Cerca de mil pessoas esperam leitos nos hospitais. Noventa por cento das UTIs estão ocupadas. A situação aperta exatamente nos lugares onde há habitações precárias, falta de saneamento básico e deficiência no serviço hospitalar. O epicentro agora é na Zona Oeste.
O Rio é muito complicado. Esta semana foi preso um ex-secretário de saúde por causa de superfaturamento na compra de respiradores. Uma comissão de deputados fez uma ronda nos hospitais e descobriu que há muitos leitos não utilizados.
A cidade é bonita por natureza, mas seus dirigentes e a tradição política aqui são desanimadores.
Quem pode deve ficar em casa. Contrair coronavírus por aqui torna-se mais perigoso. Mesmo aqueles que têm condições de usar o sistema privado certamente ficariam culpados de terem um respirador quando os outros morrem asfixiados.
Num debate chamado para hoje, alguns médicos discutiram o problema. Não pude assistir porque estava trabalhando no mesmo momento.
Percebi pela chamada do encontro que o problema não se resume a leito de UTI. Há falta também de pessoal especializado.
Não adianta comprar respiradores sem ter quem os controle com maestria. Boris Johnson, o primeiro ministro inglês, agradeceu os emigrantes que cuidaram dele no hospital, dizendo exatamente que souberam dosar na hora certa o oxigênio que o salvou.
Na verdade, o oxigênio não salva, pelo que ouvi de um médico paulista. Ele apenas nos mantém vivos para que o corpo consiga expulsar o virus, ou pelo menos sua carga letal.
Isso que nós estamos vivendo é uma tragédia silenciosa. Muitos ainda não acreditam no poder maligno do coronavírus e acham que estamos apenas com medo.
De fato, a tendência geral da cobertura é dramatizar. Mas a tendência do presidente da República é minimizer.
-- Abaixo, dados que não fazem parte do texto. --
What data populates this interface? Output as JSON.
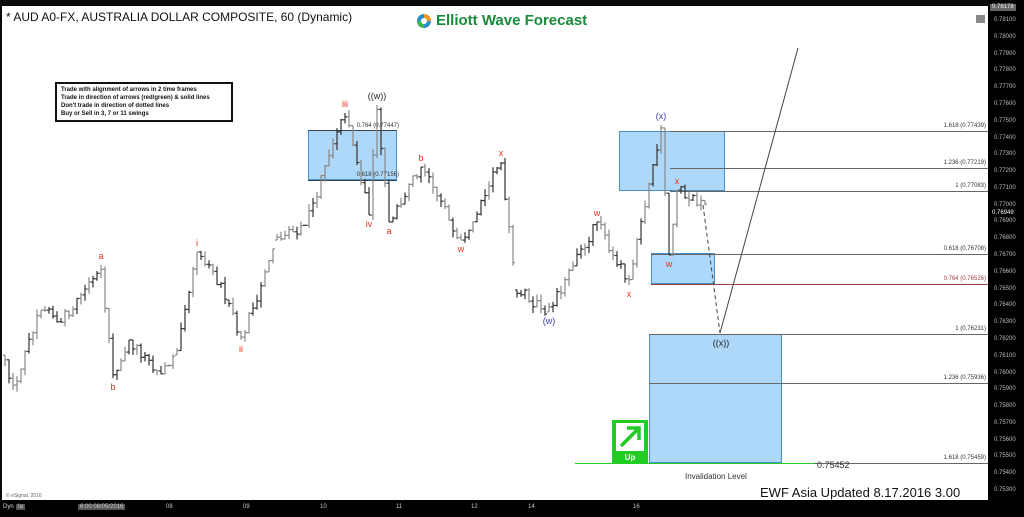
{
  "header": {
    "title": "* AUD A0-FX, AUSTRALIA DOLLAR COMPOSITE, 60 (Dynamic)",
    "logo_text": "Elliott Wave Forecast"
  },
  "rules": [
    "Trade with alignment of arrows in 2 time frames",
    "Trade in direction of arrows (red/green) & solid lines",
    "Don't trade in direction of dotted lines",
    "Buy or Sell in 3, 7 or 11 swings"
  ],
  "colors": {
    "wave_red": "#e0301e",
    "wave_blue": "#3a3aa8",
    "box_fill": "#8cc8f5",
    "up_green": "#22cc22",
    "invalidation_green": "#22cc22"
  },
  "chart_data": {
    "type": "ohlc-bar",
    "ylim": [
      0.753,
      0.7818
    ],
    "y_ticks": [
      "0.78100",
      "0.78000",
      "0.77900",
      "0.77800",
      "0.77700",
      "0.77600",
      "0.77500",
      "0.77400",
      "0.77300",
      "0.77200",
      "0.77100",
      "0.77000",
      "0.76900",
      "0.76800",
      "0.76700",
      "0.76600",
      "0.76500",
      "0.76400",
      "0.76300",
      "0.76200",
      "0.76100",
      "0.76000",
      "0.75900",
      "0.75800",
      "0.75700",
      "0.75600",
      "0.75500",
      "0.75400",
      "0.75300"
    ],
    "last_high_label": "0.78178",
    "current_price_label": "0.76949",
    "x_ticks": [
      "6:00 08/05/2016",
      "08",
      "09",
      "10",
      "11",
      "12",
      "14",
      "16"
    ],
    "pivots": [
      {
        "bar": 0,
        "price": 0.76104,
        "label": ""
      },
      {
        "bar": 2,
        "price": 0.75896,
        "label": ""
      },
      {
        "bar": 9,
        "price": 0.76372,
        "label": ""
      },
      {
        "bar": 14,
        "price": 0.763,
        "label": ""
      },
      {
        "bar": 24,
        "price": 0.7664,
        "label": "a",
        "color": "red"
      },
      {
        "bar": 27,
        "price": 0.75967,
        "label": "b",
        "color": "red"
      },
      {
        "bar": 31,
        "price": 0.76194,
        "label": ""
      },
      {
        "bar": 38,
        "price": 0.75985,
        "label": ""
      },
      {
        "bar": 43,
        "price": 0.76104,
        "label": ""
      },
      {
        "bar": 48,
        "price": 0.76718,
        "label": "i",
        "color": "red"
      },
      {
        "bar": 56,
        "price": 0.76432,
        "label": ""
      },
      {
        "bar": 59,
        "price": 0.76194,
        "label": "ii",
        "color": "red"
      },
      {
        "bar": 68,
        "price": 0.76789,
        "label": ""
      },
      {
        "bar": 75,
        "price": 0.76879,
        "label": ""
      },
      {
        "bar": 85,
        "price": 0.77546,
        "label": "iii",
        "color": "red"
      },
      {
        "bar": 91,
        "price": 0.76938,
        "label": "iv",
        "color": "red"
      },
      {
        "bar": 93,
        "price": 0.77594,
        "label": "((w))",
        "color": "black"
      },
      {
        "bar": 96,
        "price": 0.76897,
        "label": "a",
        "color": "red"
      },
      {
        "bar": 104,
        "price": 0.77224,
        "label": "b",
        "color": "red"
      },
      {
        "bar": 114,
        "price": 0.76789,
        "label": "w",
        "color": "red"
      },
      {
        "bar": 124,
        "price": 0.77254,
        "label": "x",
        "color": "red"
      },
      {
        "bar": 128,
        "price": 0.76492,
        "label": ""
      },
      {
        "bar": 136,
        "price": 0.76361,
        "label": "(w)",
        "color": "blue"
      },
      {
        "bar": 148,
        "price": 0.76897,
        "label": "w",
        "color": "red"
      },
      {
        "bar": 156,
        "price": 0.76521,
        "label": "x",
        "color": "red"
      },
      {
        "bar": 164,
        "price": 0.77474,
        "label": "(x)",
        "color": "blue"
      },
      {
        "bar": 166,
        "price": 0.767,
        "label": "w",
        "color": "red"
      },
      {
        "bar": 168,
        "price": 0.77087,
        "label": "x",
        "color": "red"
      },
      {
        "bar": 175,
        "price": 0.76998,
        "label": ""
      }
    ],
    "projection": {
      "target_label": "((x))",
      "target_price": 0.76231,
      "then_up_to": 0.77933
    }
  },
  "fib_boxes": [
    {
      "top_label": "0.764 (0.77447)",
      "bottom_label": "0.618 (0.77156)"
    }
  ],
  "fib_levels": [
    {
      "label": "1.618 (0.77439)",
      "price": 0.77439
    },
    {
      "label": "1.236 (0.77219)",
      "price": 0.77219
    },
    {
      "label": "1 (0.77083)",
      "price": 0.77083
    },
    {
      "label": "0.618 (0.76708)",
      "price": 0.76708
    },
    {
      "label": "0.764 (0.76526)",
      "price": 0.76526
    },
    {
      "label": "1 (0.76231)",
      "price": 0.76231
    },
    {
      "label": "1.236 (0.75936)",
      "price": 0.75936
    },
    {
      "label": "1.618 (0.75459)",
      "price": 0.75459
    }
  ],
  "invalidation": {
    "label": "Invalidation Level",
    "value": "0.75452"
  },
  "up_signal": {
    "label": "Up"
  },
  "footer": {
    "update_text": "EWF Asia Updated 8.17.2016 3.00 GMT",
    "copyright": "© eSignal, 2016"
  },
  "bottom_bar": {
    "mode": "Dyn",
    "mode_box": "Ia"
  }
}
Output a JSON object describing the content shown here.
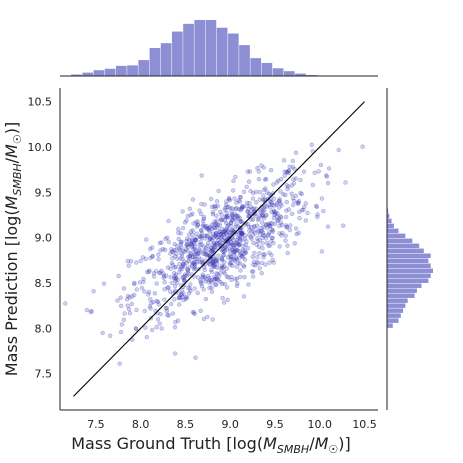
{
  "chart_data": {
    "type": "scatter",
    "title": "",
    "xlabel": {
      "prefix": "Mass Ground Truth [log(",
      "M": "M",
      "sub": "SMBH",
      "slash": "/",
      "M2": "M",
      "sun": "☉",
      "suffix": ")]"
    },
    "ylabel": {
      "prefix": "Mass Prediction [log(",
      "M": "M",
      "sub": "SMBH",
      "slash": "/",
      "M2": "M",
      "sun": "☉",
      "suffix": ")]"
    },
    "xlim": [
      7.1,
      10.65
    ],
    "ylim": [
      7.1,
      10.65
    ],
    "xticks": [
      "7.5",
      "8.0",
      "8.5",
      "9.0",
      "9.5",
      "10.0",
      "10.5"
    ],
    "yticks": [
      "7.5",
      "8.0",
      "8.5",
      "9.0",
      "9.5",
      "10.0",
      "10.5"
    ],
    "identity_line": {
      "from": [
        7.25,
        7.25
      ],
      "to": [
        10.5,
        10.5
      ]
    },
    "grid": false,
    "n_points_approx": 1000,
    "point_color": "#2d2db4",
    "hist_color": "#8c8fd4",
    "marginal_x_hist": {
      "bin_edges_start": 7.1,
      "bin_width": 0.125,
      "counts": [
        1,
        3,
        7,
        12,
        15,
        21,
        22,
        33,
        58,
        68,
        92,
        108,
        116,
        116,
        100,
        88,
        64,
        37,
        27,
        16,
        10,
        5,
        2,
        1
      ]
    },
    "marginal_y_hist": {
      "bin_edges_start": 8.0,
      "bin_width": 0.055,
      "counts": [
        5,
        10,
        12,
        14,
        16,
        18,
        24,
        26,
        30,
        36,
        38,
        40,
        38,
        36,
        38,
        32,
        28,
        22,
        16,
        10,
        6,
        4,
        2,
        1
      ]
    }
  }
}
A polarizicão entre o medo e o descrédito não é uma boa saida.
Vejo os países europeus e asiáticos saindo da crise mais aguda, vejo os novos tempos como via aqueles momentos pós ataque terrorista. Naquela época, abundavam as medidas de segurança. Agora, acumulam-se as medidas de higiene.
É preciso sair disso de uma forma segura e tranquila. Não estou vendo isto no horizonte. Quem sabe, quando os casos começarem a declinar, pode surgir um debate à altura do desafio.